Сьюзен почти не реагирует, продолжает смотреть в окно, за которым не видно ничего особенного. Наверное, она ждет Остина, который опять ушел к той женщине.
Лавиния вновь обращается к ней, стараясь, чтобы голос звучал громче и четче:
– Вообще-то помощь нужна не мне. Я хотела с тобой увидеться из-за Эмили.
Сьюзен вздрагивает. По лицу пробегает тень, оно будто закрывается ото всех. Эти Дикинсоны все никак не могут оставить ее в покое: обманывают, лгут, а то и вообще умирают. И эта такая же. Но отказаться Сьюзен не может.
Стихи Эмили искрятся и сверкают, вспыхивают так ярко, что Сьюзен обжигает руки и глаза. Все утро, а затем и вечер она медленно перечитывает их, порой по двадцать – тридцать минут держит в ладонях одни и те же несколько строк, не в силах отпустить, сжимает так сильно, что чувствует, как пульсирует кровь в кончиках пальцев.
Они складываются в строфы некого тайного Евангелия. Это магические заклинания. Произнесите их в определенной последовательности, в нужном ритме, и вспорхнет голубка, из шляпы взметнется пламя, появится гирлянда ромашек; скажите их в обратном порядке, и набежит саранча, солнце раздвоится, на небе погаснут звезды, мир уничтожит сам себя.
Ближе к ночи Сьюзен делает над собой усилие, и даже несколько: надевает светло-голубое платье, приталенное, с пышными рукавами, которое так выгодно подчеркивает фигуру, кладет на щеки румяна. Ставит тушить цесарку, готовит пюре из топинамбуров, аккуратно снимая кожуру с клубней, немного напоминающих детские ступни. Вот-вот будет готов яблочный пирог, и к тому времени, когда Остин наконец открывает дверь, одуряющий аромат корицы заполняет весь дом. Уже восьмой час.

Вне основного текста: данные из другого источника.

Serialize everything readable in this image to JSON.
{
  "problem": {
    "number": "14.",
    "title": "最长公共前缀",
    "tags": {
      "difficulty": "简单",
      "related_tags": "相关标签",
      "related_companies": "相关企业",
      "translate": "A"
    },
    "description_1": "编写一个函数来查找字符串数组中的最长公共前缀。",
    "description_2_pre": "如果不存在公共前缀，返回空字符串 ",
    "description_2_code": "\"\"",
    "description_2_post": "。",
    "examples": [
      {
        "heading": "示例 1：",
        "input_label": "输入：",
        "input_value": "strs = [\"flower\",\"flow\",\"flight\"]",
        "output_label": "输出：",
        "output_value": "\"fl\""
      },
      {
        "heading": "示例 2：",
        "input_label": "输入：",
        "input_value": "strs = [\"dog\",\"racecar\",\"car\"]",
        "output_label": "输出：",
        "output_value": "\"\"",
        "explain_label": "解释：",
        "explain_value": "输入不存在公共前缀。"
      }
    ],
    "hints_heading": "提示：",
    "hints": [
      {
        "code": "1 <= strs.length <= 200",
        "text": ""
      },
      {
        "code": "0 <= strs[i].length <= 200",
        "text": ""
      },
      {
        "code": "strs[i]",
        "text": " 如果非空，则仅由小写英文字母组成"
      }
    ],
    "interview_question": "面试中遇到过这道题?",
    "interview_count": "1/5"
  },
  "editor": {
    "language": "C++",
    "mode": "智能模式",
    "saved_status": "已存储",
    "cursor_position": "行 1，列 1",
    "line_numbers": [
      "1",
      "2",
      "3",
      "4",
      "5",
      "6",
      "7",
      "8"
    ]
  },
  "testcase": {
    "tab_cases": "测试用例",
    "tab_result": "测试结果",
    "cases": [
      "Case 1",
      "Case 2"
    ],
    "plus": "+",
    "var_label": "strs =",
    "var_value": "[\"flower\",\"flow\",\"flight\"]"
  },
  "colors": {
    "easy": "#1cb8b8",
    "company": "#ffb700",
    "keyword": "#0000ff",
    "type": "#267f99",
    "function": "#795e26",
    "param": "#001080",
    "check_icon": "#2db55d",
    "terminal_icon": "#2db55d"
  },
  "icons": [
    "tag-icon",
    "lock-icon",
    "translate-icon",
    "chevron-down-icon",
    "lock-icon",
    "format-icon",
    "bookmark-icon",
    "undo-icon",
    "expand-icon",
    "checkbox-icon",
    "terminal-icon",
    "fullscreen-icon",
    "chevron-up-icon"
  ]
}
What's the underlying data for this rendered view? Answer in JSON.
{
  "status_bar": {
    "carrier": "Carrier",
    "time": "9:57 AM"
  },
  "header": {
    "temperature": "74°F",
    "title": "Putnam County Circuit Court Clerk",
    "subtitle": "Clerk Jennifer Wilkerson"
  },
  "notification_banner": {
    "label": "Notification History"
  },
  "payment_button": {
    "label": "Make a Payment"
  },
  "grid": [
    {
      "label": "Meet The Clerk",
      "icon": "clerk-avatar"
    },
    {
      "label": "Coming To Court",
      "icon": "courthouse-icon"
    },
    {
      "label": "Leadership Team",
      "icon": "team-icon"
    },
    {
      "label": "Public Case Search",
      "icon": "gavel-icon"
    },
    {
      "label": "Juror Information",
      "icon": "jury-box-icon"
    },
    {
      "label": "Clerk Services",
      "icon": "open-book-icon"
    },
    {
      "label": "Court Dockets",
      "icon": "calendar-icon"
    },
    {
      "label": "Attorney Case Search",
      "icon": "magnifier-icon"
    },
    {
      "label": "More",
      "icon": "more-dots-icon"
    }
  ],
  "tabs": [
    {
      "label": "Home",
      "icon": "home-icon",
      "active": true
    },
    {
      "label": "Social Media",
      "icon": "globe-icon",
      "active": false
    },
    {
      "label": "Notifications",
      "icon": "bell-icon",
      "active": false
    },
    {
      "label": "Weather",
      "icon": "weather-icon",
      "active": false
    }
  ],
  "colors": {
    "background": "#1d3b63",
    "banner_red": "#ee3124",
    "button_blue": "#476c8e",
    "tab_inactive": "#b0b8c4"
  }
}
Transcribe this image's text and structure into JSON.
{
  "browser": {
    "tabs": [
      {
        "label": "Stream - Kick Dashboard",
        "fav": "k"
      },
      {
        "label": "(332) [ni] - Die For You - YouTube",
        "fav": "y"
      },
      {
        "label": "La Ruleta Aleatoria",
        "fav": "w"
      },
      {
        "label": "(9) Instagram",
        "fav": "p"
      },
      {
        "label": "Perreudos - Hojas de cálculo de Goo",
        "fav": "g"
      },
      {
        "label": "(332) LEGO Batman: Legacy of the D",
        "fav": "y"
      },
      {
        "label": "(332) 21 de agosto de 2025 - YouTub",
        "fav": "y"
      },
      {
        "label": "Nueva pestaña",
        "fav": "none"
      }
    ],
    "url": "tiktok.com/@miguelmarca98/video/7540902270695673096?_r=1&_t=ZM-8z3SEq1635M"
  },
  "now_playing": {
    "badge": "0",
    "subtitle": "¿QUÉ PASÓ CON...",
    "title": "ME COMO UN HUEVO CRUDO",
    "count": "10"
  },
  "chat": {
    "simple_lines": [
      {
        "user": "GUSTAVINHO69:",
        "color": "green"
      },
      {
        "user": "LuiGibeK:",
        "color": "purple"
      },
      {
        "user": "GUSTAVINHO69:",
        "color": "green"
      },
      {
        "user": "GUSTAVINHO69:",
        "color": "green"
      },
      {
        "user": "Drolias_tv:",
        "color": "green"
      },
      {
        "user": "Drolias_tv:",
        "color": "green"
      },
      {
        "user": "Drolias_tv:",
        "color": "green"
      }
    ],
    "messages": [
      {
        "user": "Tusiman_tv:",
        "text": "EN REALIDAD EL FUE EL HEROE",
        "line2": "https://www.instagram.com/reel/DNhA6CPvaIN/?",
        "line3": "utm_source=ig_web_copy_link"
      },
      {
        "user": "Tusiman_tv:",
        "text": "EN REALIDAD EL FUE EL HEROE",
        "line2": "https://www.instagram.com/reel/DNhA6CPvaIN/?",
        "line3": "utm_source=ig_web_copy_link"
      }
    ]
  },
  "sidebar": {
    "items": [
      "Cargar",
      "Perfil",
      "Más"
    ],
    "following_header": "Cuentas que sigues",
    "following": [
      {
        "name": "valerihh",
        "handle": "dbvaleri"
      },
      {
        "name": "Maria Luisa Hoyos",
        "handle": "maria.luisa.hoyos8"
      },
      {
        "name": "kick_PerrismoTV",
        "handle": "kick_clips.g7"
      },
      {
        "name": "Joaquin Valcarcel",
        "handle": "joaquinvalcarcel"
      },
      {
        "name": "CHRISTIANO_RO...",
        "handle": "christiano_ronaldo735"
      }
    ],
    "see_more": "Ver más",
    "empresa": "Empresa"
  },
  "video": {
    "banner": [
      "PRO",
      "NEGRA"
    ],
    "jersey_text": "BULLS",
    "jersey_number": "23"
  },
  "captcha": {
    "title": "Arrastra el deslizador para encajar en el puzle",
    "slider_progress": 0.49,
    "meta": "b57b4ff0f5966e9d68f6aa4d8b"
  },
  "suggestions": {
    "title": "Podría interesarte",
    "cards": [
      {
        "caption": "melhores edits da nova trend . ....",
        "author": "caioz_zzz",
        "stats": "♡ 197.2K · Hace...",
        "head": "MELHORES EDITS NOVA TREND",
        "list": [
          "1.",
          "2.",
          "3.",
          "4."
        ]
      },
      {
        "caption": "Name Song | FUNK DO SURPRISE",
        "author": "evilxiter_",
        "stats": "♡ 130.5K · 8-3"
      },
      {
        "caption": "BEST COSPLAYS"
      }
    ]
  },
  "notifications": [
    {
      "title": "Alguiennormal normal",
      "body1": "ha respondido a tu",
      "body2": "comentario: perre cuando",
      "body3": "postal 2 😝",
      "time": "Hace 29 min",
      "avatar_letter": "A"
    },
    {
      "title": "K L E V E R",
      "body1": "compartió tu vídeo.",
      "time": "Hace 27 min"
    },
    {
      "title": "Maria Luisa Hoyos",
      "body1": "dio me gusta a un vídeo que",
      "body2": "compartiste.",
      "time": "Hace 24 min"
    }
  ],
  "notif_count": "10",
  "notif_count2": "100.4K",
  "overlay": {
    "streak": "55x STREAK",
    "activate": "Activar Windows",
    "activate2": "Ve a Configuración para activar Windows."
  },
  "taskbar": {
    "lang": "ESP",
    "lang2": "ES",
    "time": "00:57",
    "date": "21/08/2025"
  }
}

Увидев накрытый для него ужин, Остин как будто раздражен, он предпочел бы, как обычно, взять блюдо с холодными закусками к себе в кабинет и оставаться там, пока Сьюзен не заснет.
– Ты где был?
– Работал.
Она знает, что он лжет. Она может почувствовать духи той женщины на расстоянии десяти футов. Почему он даже не пытается придумать что-нибудь правдоподобное, за что она могла бы зацепиться? Она недостойна даже лжи?
– Над чем?
Он пожимает плечами.
– Тебе это не интересно.
Они усаживаются по краям стола, два чужих человека. Цесарка перестояла, сухая плоть с трудом накалывается на вилку. Остин ест, не поднимая глаз от тарелки. Он делает невероятное усилие над собой и тоже спрашивает:
– А ты?
– Я весь день провела с Эмили.
Она указывает рукой на стопку стихов на посудном шкафу Остин вздрагивает. Он встает, берет кусок надорванного конверта, читает несколько строк, смотрит на Сьюзен, будто только сейчас заметил ее присутствие.
– Не знал, что она столько написала, – произносит он глухим голосом.